Swiss Re hopes for some “substantial” price rises in 2018

by Artemis on November 21, 2017

Reinsurance giant Swiss Re is hoping for “substantial” price increases in reinsurance, with the firm’s Chief Economist calling for a “general turn” in reinsurance market pricing, as rates had slipped below technical levels for the last few years.

Swiss Re logoSwiss Re’s Chief Economist Kurt Karl spoke this morning in London at a media event, saying that 2017 has not been a fun year for reinsurance profitability and that the company expects pricing to turn, reverting to a “fair pricing”, as our sister publication reported here.

Swiss Re feels it has not been compensated adequately for all of the risks it has assumed in recent years, as pricing has fallen below the technical rates and that has been eroding profitability.

With the recent catastrophe losses called both a capital and an earnings event, for much of the reinsurance industry, Swiss Re believes that the combination of rates that are not risk-commensurate and capital erosion will force the industry to up its pricing.

In global reinsurance, Swiss Re expects that the sector will have a combined ratio of around 115% for 2017 and will report a return on equity (RoE) of -4% for the year.

As a result, the large losses that the sector has faced will stimulate price increases, the company expects.

“Price rises in loss-affected segments are already happening and could be substantial” Karl said. “The ultimate volume of losses is not yet known, but appears to be large enough to cause price increases beyond the affected sectors. This is also happening because prices have fallen so low over the past few years.”

Capital has been eroded both from traditional reinsurers and from the alternative capital, or ILS, sector.

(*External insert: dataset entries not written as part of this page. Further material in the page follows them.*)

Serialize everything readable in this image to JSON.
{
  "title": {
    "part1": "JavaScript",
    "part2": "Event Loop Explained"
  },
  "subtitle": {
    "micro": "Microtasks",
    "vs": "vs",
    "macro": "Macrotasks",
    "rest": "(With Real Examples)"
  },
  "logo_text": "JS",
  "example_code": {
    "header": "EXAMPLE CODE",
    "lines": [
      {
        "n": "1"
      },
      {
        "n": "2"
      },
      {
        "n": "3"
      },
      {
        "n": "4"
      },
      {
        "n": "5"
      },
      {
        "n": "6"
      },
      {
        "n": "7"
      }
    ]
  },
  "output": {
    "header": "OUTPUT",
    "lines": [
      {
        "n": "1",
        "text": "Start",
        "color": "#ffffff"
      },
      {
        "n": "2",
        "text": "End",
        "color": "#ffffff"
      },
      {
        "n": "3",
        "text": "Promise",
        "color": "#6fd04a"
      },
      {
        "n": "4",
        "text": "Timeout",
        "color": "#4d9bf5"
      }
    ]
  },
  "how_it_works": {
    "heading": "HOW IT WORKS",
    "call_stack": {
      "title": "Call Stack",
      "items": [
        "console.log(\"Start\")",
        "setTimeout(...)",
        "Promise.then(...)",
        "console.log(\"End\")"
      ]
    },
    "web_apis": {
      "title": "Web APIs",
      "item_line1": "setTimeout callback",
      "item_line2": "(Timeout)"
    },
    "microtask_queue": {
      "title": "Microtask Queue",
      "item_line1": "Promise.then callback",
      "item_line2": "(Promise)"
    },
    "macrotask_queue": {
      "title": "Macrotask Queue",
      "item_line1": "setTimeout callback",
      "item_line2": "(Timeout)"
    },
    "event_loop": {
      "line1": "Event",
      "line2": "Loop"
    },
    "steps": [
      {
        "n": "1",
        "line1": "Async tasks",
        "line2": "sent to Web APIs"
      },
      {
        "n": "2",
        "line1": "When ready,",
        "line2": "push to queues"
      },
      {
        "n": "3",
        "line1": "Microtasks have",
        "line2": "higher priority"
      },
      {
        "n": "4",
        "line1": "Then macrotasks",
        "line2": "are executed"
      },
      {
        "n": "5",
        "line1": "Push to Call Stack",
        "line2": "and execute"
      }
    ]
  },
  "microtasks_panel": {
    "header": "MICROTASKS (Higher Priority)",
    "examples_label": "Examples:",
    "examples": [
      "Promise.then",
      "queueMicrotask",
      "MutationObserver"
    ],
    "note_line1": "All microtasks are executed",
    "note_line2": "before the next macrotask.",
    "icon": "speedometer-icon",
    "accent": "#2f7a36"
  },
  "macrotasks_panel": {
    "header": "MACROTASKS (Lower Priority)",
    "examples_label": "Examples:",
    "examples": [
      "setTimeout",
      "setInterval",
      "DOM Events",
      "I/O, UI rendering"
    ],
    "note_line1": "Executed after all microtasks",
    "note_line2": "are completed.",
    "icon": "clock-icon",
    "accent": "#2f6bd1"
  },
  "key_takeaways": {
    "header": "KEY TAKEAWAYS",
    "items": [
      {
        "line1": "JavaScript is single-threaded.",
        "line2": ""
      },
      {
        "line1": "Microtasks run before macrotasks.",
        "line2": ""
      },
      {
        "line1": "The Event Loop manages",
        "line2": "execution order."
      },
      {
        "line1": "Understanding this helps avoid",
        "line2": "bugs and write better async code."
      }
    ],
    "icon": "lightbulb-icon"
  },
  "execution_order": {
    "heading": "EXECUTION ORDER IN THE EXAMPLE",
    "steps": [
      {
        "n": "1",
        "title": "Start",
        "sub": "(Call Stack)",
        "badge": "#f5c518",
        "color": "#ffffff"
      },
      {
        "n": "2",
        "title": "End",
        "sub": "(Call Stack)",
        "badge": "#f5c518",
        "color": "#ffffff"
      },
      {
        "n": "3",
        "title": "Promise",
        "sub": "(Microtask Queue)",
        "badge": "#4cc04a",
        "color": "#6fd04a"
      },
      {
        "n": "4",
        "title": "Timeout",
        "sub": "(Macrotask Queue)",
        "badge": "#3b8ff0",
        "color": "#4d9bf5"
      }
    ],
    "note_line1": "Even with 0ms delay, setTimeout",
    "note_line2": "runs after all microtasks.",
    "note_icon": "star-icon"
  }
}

This leads Swiss Re to believe that pricing in loss affected accounts could rise “significantly”.

Swiss Re is just the latest of the major global re/insurance players to call for a broad turn in reinsurance pricing, adding further weight to the prospect that this does happen at the upcoming January 2018 reinsurance renewals.

The question remains as to how long rates can rise and whether price increases can be sustained beyond 2018, if the market experiences a more normal level of losses through the coming year.

Hiscox’s senior management said that they expect prices to rise for at least a two year period, but if the reinsurance market has resolved much of its losses by the middle of 2018 and the ILS market continues to grow, there is every chance that by the end of 2018 we are back to flat or softening rates.

Additionally, while reinsurers are pushing for large price increases, saying that rates are below technical levels, those rates have still enabled them to build up excess capital and despite the added pressure of the losses suffered this year many of the largest re/insurers are still continuing to return capital to shareholders rather than deploy it.

That suggests the weight of capacity in the global reinsurance sector is not diminished sufficiently to allow price rises to be sustained, so the best outcome could be a slight uptick across the market at 1/1, with a chance to recoup eroded capital with higher rate increases on loss affected lines, followed by a steady flattening of rates once again.

All of this suggests that the timeline to earn back from recent losses will be short, making the January 2018 renewals particularly important for the reinsurance industry.